Photo de Chritsian Fritz, Worldloppet

samedi 13 décembre 2014

Sgambeda 2014

Qui ne connait pas La Fontaine ? Quand j’étais gamin, on avait un joli livre illustré avec quelques unes de ses fables. En général, je m’attardais sur les illustrations et je laissais de côté les mots, un peu comme dans les bandes dessinées. Lire l’intérieur des bulles demandant beaucoup d’effort et de concentration, j’imaginais l’histoire en me limitant aux traits de crayon. Vous pensez bien que la plupart du temps, j’étais complètement à côté de la plaque et, en revenant des années plus tard sur les pages des bandes dessinées et autres contes illustrés, l’histoire n’avait rien à voir avec celle que je m’étais imaginée.
Concernant les fables, il y avait, entre autres, celle d’une tortue et d’un lièvre, ou peut-être d’un lièvre et d’une tortue, je ne sais plus vraiment.
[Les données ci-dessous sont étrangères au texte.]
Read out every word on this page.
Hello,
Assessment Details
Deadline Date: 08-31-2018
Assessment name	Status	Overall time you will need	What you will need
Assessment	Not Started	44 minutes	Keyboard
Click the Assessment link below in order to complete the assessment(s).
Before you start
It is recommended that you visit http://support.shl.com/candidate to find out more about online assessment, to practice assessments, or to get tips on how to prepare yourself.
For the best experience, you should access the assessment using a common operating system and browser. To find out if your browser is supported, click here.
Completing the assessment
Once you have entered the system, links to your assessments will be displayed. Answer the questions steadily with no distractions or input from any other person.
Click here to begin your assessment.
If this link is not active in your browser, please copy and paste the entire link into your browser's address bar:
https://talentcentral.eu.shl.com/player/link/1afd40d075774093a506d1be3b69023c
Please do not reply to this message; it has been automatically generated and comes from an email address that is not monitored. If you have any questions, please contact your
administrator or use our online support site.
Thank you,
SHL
En prenant un départ plutôt mauvais (il faut dire ce qui est, je n’ai pas été très bon) lors de la Sgambeda, première étape du fameux circuit international des longues distances, certaines images, assez floues d’ailleurs, me sont revenues par bribes relativement décousues. Je revois une tortue dodue, au visage bouffi traînant sa lourde carapace sur un chemin semé d’embûches. A ce moment, effrayé par la comparaison, j’ai décidé d’accélérer pour me replacer. Je préférais l’analogie au lièvre, sautant gaiement de pierre en pierre, une herbe à la bouche en sifflotant un air du moment. J’ai dû me faire violence pour me retrouver dans le peloton de tête, me voyant déjà affublé de cette image de tortue pataude et grassouillette. Mais le cliché me trottait en boucle dans la tête, et pour essayer de m’en affranchir, je me suis replacé, puis replacé, et replacé encore au fil des kilomètres, tant et si bien qu’au moment de franchir la ligne d’arrivée, eh bien, j’étais seul en tête.
Et hop, terminé la comparaison avec la tortue. C’est à ce moment que le fin mot de l’histoire m’est revenu en mémoire.
Comme quoi, rien ne sert de courir, il faut... finir à temps !
Là, c’est plus du « La Fontaine », c’est du Benoît Chauvet.



PS : Bon, d’accord, pour ceux que ça intéresse, je vous ferai prochainement un récit plus technique sur la course…

jeudi 4 décembre 2014

Norvège (1ère partie)

Après le passage Oberhof (écrit précédent), il a fallu trouver un autre site pour aller faire quelques tours de ski.
En novembre, le choix étant assez restreint, il n'y avait bien que la Scandinavie pour accueillir mes humeurs de skieur en manque de neige. C'est d'ailleurs dans cette même Norvège que j'ai posé mes jalons il y a deux ans, et aujourd'hui, je vais vous en dire un peu plus sur ce fameux pays, paradis des skieurs (enfin, quand il y a de la neige...)
Là-bas, les gens skient comme on marche chez nous. A la sortie du berceau.




Tout le monde skie. En sortant de l'école, pour aller au ciné, pour aller chercher son pain. Les jeunes, les moins jeunes, les moins moins jeunes. Le plus surprenant, c'est de voir le nombre de skieurs accompagnés par leurs chiens. C'est marrant à voir, par contre, quand on passe derrière, il faut parfois savoir slalomer.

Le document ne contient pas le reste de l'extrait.